The Jabberwock and the Converser

’Twas brillig, and the slithy toves

Did gyre and gimble in the wabe

So begins Dodgson/Carroll’s poem Jabberwocky.  I read it aloud without introduction as the students colored their own Jabberwock puppets.  The coloring focused students’ attention, as they were, as usual, excited about the impending puppet use.  They commented on the poem:

  • “That doesn’t make sense.” (L)
  • “Is it a boy?” (J, about the illustration, which looks like a girl but is called “he” in the poem)
  • “How old is the story?” (C, thinking that it’s pretty old since it starts with “’twas”)
  • “Well, it makes a little sense… It was in Alice in Wonderland.  A lot of that doesn’t make sense.” (M)

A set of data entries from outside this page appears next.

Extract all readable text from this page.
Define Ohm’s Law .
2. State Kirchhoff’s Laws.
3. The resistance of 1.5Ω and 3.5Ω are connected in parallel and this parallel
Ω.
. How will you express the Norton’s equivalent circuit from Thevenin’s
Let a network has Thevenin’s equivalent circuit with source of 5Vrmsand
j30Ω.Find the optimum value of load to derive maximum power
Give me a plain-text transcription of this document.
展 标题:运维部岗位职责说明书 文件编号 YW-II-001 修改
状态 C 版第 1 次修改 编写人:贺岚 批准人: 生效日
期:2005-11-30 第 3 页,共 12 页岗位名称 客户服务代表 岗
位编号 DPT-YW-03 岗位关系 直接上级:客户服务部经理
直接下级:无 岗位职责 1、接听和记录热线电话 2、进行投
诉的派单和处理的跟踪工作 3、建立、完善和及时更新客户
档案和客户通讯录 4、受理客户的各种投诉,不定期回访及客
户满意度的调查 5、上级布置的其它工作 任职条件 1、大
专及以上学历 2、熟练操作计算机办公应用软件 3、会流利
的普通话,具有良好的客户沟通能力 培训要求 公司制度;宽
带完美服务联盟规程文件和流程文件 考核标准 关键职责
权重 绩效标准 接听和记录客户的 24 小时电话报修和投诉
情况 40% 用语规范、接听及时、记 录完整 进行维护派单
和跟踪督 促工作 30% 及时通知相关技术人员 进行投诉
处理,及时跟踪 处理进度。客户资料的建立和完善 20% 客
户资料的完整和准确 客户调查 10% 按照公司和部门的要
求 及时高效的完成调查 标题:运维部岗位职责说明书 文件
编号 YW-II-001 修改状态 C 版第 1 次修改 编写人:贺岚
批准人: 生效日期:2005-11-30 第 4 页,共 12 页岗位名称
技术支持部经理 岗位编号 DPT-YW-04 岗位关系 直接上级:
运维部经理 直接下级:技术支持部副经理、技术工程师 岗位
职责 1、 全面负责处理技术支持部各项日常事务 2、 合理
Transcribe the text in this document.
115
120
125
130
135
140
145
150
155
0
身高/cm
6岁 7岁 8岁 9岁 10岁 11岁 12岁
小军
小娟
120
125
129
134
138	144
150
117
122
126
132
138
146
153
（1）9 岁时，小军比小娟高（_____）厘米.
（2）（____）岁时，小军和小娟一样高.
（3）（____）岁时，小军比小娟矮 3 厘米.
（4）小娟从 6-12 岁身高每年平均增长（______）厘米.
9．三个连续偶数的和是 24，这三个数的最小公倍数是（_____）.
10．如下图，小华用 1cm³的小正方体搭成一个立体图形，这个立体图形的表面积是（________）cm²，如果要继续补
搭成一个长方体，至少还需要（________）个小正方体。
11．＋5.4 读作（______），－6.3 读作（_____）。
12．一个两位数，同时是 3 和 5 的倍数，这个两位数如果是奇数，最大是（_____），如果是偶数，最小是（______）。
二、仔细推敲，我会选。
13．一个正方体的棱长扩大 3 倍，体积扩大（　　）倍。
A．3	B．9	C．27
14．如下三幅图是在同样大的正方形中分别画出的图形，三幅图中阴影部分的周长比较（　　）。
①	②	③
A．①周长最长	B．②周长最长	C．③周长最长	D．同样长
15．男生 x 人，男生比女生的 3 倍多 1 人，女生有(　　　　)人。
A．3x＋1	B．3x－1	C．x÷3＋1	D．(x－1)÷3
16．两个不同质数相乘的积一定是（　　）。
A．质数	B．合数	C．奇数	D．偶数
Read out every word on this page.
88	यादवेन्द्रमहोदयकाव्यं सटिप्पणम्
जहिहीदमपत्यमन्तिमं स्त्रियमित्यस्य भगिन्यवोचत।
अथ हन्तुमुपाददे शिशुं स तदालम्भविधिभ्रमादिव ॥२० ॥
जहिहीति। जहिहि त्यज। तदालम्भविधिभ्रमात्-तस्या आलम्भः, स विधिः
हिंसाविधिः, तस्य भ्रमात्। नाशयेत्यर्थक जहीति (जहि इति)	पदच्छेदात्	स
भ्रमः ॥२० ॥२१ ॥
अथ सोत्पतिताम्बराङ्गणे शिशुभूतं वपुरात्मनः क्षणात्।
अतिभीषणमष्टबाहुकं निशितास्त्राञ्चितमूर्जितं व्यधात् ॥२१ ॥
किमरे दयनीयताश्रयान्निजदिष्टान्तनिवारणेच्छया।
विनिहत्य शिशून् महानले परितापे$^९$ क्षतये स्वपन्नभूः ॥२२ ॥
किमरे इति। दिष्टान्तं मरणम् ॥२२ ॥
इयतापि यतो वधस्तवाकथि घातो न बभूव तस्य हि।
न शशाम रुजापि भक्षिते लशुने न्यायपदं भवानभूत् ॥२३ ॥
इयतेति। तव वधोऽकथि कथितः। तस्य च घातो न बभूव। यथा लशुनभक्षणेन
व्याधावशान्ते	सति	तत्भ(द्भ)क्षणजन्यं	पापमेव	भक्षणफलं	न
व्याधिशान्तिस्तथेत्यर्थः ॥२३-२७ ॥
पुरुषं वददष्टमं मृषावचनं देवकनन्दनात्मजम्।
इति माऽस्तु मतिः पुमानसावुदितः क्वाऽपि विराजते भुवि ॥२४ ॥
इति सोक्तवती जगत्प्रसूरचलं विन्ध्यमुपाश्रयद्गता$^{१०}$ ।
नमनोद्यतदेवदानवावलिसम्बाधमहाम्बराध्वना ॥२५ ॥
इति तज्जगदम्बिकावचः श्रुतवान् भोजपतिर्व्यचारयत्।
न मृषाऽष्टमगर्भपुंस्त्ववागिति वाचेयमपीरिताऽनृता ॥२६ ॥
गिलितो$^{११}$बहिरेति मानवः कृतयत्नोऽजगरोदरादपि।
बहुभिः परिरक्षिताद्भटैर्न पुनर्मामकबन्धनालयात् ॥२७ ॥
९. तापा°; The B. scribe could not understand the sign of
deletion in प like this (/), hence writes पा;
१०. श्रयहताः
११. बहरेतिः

Everyone was then focused enough to attack some statements on the board.  These statements were all conditional or categorical.  The children added a few of their own, and came up with responses appropriate to D’s creation, The Backwardser.  They tried to categorize the Backwardser as Knight, Liar, or Normal.  Then they revisited their debate about how to categorize the Blender, who gives a compound sentence comprised of a statement and its negation.  Some attempted to find explanations for, or loopholes in, sentences such as “I love you and I don’t love you,” and “This pencil is yellow and it is not yellow,” while others considered them to be lies.  They did not reach a consensus, although the latter opinion prevails at this point.

I then introduced Waggy (the fox puppet) in a pair of high-top purple sequined sneakers.  The kids read the statements on the board to him, and tried to guess his role.

  • Baseball is a type of sport.
  • Thunder is a type of storm.
  • If it rains, then I get wet.
  • If there’s a fire, then there is smoke.  (Interestingly I had accidentally written the converse of this statement first, and the kids demanded that I switch it to this.)

Waggy gave the converse of each statement, for instance, “If there’s smoke, then there’s a fire.”

The kids called him a Switcher, and a few other things.  They described this manipulation as “taking the end and putting it at the beginning.”    I called him The Converser, a label the kids found pretty lame because many were unfamiliar with Converse sneakers, and the rest realized that they weren’t “real” Converses.  I asked the kids to predict Waggy’s response to a few more statements, which they did with glee:

  • If I am a human, then I am mortal.
  • If you are a sailor, then you are a good swimmer.

I did not even have to ask for the truth value of each statement and its converse; the kids were calling them out.  They were also coming up with their own statements for Waggy until everyone was shouting over each other.  It was time to refocus, so I moved the group to the floor on the other side of the room and got out my Bobble Head Doll.  This activity quickly relaxed and focused the group, so M and V then finally got their turns to play roles with the puppets.

M played a Negator and had fun negating such student-produced statements as “You are not a fox,” and “Mia is not wearing blue pants.”

V chose a sock puppet with pom-poms.  “You are made out of a sock,” said someone.

“I am made out of a sock and bally things,” said V/sock.

“V has 3 legs,” said someone else.

“V has 1 leg,” replied V/sock.

“Poor V,” consoled S, as class time ended with a bit of uncertainty over the sock’s role as V was determined to prove that a Negator does not have to be a Normal.  He and a few others clustered around me as I straightened the room after class.  V posited that a Negator could be a type of Liar if the statements were numerical.  He demonstrated example after example of untruthful statements in response to numerical falsehoods, and identified them as both lies and negations. For instance, I said “1 + 1 = 3.”  He responded “1 + 1 = 5.”  I was afraid that I had burst his bubble when I finally asked, “Are your responses true negations, or are they fancy wordplay?”

“Well, they are fancy wordplay,” admitted V, but he was not deflated.  He (and the others who were listening) left with the intention of developing a justification for the conjecture that fancy wordplay might be a type of negation that allows a lie to be negated by another lie.

Once again, the kids have given me something to think about between sessions.